Using Gauss' theorem ande exploiting the cylindrical symmetry of the system, show

[blueyellow]

Homework Statement

A wire of length L and negligible transverse dimensions, made of an insulating material, is placed on the x-axis between the origin and the point (L,0). The wire has a uniform line charge density lambda.

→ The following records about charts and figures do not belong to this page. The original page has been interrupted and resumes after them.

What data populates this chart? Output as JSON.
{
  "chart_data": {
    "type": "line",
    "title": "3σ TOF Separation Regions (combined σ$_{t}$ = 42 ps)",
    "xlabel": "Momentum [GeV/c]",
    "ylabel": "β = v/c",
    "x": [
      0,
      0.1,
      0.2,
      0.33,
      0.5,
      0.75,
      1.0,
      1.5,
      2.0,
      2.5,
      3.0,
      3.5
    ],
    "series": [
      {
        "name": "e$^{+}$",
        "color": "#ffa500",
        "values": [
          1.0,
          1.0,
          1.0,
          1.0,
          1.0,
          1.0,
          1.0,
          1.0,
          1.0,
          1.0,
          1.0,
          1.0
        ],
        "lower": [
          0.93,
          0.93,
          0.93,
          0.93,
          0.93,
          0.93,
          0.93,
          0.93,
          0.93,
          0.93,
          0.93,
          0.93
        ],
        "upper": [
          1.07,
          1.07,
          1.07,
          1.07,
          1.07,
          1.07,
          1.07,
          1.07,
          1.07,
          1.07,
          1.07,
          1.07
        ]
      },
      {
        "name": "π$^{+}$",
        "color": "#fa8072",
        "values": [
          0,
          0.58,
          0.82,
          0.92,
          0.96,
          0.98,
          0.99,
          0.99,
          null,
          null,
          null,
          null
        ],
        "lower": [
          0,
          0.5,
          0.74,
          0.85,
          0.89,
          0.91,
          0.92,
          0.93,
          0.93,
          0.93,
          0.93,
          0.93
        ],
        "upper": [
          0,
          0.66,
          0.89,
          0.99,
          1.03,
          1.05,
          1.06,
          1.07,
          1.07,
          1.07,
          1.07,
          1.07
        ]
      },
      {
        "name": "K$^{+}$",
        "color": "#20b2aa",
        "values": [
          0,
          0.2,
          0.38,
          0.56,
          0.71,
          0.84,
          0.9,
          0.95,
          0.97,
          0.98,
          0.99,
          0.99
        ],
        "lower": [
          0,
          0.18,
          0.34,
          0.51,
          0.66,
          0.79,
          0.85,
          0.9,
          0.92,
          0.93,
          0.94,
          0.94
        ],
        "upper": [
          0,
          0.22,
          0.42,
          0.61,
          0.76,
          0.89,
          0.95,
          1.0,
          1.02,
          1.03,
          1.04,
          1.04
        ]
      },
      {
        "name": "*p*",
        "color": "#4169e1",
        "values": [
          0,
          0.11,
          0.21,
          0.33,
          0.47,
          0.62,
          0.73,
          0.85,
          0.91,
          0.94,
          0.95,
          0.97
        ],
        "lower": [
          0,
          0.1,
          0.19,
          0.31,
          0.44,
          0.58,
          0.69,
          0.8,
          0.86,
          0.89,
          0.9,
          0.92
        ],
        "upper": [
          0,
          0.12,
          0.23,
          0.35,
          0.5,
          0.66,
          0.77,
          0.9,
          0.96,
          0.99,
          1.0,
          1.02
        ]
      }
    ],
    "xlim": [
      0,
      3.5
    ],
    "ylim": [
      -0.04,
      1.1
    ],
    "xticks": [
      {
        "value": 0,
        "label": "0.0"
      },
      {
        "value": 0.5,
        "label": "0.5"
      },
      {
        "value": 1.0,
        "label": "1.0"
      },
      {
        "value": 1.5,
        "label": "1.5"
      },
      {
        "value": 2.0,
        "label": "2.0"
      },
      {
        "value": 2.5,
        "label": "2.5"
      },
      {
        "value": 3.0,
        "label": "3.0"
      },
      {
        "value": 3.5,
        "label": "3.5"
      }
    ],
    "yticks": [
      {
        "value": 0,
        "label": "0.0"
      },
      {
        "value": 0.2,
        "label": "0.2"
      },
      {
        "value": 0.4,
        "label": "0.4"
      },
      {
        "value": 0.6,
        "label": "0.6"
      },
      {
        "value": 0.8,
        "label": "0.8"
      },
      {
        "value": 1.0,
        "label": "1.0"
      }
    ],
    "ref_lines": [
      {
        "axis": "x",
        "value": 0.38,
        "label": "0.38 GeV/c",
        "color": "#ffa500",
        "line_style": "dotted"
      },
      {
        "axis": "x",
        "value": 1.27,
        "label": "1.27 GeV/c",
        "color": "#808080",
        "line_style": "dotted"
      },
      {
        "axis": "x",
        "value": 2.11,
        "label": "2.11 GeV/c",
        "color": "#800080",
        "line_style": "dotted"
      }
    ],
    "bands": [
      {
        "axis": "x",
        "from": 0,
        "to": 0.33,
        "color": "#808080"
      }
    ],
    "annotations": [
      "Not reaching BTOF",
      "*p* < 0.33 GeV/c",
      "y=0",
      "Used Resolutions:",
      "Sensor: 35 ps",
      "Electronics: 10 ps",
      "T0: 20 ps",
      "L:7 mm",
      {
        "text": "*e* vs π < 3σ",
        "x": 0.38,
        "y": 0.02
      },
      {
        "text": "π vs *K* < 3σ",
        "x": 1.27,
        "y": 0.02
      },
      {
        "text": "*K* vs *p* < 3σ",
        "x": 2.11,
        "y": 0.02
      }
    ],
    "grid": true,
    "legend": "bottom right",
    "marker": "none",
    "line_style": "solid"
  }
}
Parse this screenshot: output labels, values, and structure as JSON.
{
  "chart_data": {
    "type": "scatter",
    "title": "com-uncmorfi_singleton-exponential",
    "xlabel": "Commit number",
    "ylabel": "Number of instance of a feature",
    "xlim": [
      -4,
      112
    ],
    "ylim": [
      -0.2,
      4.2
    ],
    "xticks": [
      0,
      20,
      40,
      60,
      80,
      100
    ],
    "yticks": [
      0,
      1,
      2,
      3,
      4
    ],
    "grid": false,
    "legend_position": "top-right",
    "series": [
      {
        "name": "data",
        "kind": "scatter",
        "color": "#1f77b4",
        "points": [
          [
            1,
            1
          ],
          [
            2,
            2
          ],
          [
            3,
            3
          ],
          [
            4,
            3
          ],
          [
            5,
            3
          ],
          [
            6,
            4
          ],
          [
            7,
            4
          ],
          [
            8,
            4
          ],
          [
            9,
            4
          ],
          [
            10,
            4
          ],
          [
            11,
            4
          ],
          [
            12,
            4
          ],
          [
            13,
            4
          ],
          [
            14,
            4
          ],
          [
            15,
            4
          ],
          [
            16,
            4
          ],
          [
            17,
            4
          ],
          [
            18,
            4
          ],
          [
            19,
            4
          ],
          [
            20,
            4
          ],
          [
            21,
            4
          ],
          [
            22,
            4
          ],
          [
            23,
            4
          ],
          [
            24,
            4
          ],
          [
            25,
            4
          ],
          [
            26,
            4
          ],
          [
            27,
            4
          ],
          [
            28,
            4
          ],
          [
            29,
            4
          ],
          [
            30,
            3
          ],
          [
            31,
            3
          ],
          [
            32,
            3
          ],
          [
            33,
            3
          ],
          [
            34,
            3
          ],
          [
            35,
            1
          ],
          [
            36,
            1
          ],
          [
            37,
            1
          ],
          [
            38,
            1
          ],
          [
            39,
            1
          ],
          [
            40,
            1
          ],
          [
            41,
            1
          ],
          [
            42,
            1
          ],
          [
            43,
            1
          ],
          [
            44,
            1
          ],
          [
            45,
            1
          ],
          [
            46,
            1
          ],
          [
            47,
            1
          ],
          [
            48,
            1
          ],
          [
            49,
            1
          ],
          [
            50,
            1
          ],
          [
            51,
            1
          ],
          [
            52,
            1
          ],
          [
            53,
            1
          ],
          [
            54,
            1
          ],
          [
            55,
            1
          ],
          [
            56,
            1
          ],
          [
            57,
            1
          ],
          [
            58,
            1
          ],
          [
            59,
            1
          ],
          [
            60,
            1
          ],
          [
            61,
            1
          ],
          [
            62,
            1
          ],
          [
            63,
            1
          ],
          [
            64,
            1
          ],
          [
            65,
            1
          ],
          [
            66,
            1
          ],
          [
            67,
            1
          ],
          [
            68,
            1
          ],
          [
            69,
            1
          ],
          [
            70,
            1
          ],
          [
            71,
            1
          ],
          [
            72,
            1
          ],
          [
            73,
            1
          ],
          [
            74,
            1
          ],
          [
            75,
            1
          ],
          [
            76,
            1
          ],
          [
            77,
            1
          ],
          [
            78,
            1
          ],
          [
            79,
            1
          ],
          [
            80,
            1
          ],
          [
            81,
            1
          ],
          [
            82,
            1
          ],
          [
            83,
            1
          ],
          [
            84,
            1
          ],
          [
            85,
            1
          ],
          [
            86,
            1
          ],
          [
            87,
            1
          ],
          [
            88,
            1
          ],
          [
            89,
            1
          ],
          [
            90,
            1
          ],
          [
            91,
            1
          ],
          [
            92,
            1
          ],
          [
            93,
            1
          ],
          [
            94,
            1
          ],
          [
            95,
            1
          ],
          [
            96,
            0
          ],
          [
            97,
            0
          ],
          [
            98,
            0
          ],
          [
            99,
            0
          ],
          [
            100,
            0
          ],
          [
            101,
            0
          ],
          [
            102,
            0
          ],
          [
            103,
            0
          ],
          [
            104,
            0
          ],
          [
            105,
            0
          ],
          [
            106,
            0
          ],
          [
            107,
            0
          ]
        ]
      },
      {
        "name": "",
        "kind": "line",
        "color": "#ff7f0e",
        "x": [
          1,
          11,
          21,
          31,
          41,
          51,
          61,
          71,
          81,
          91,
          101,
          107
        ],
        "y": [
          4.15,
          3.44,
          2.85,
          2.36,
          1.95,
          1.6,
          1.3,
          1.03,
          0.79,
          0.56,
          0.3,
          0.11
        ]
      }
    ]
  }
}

using Gauss' theorem and exploiting the cylindrical symmetry of the system, show that the electric field at the point (x,y)=(L/2,L/100) is

E=(100lambda)/(2pi epsilon0 L)

The Attempt at a Solution

integral (S) E.da=E 2 pi r l
Q/(epsilon 0)=(lambda l)/(epsilon0)

2pi r l E=lambda l/epsilon0

E=(1/2 pi r l) (lambda l/epsilon0)
=lambda/(2 pi epsilon0 r)

but I don't know how to proceed from here

 

[Doc Al]

Plug in for the given value of r.

 

[blueyellow]

oh right! so r is just L/100 because it the wire is along the x axis, so I don't have to do L-L/2?

 

[Doc Al]

oh right! so r is just L/100 because it the wire is along the x axis, so I don't have to do L-L/2?

Right. The point where you want to evaluate the field is at a distance of L/100 from the wire, so that's the value of r you need to use.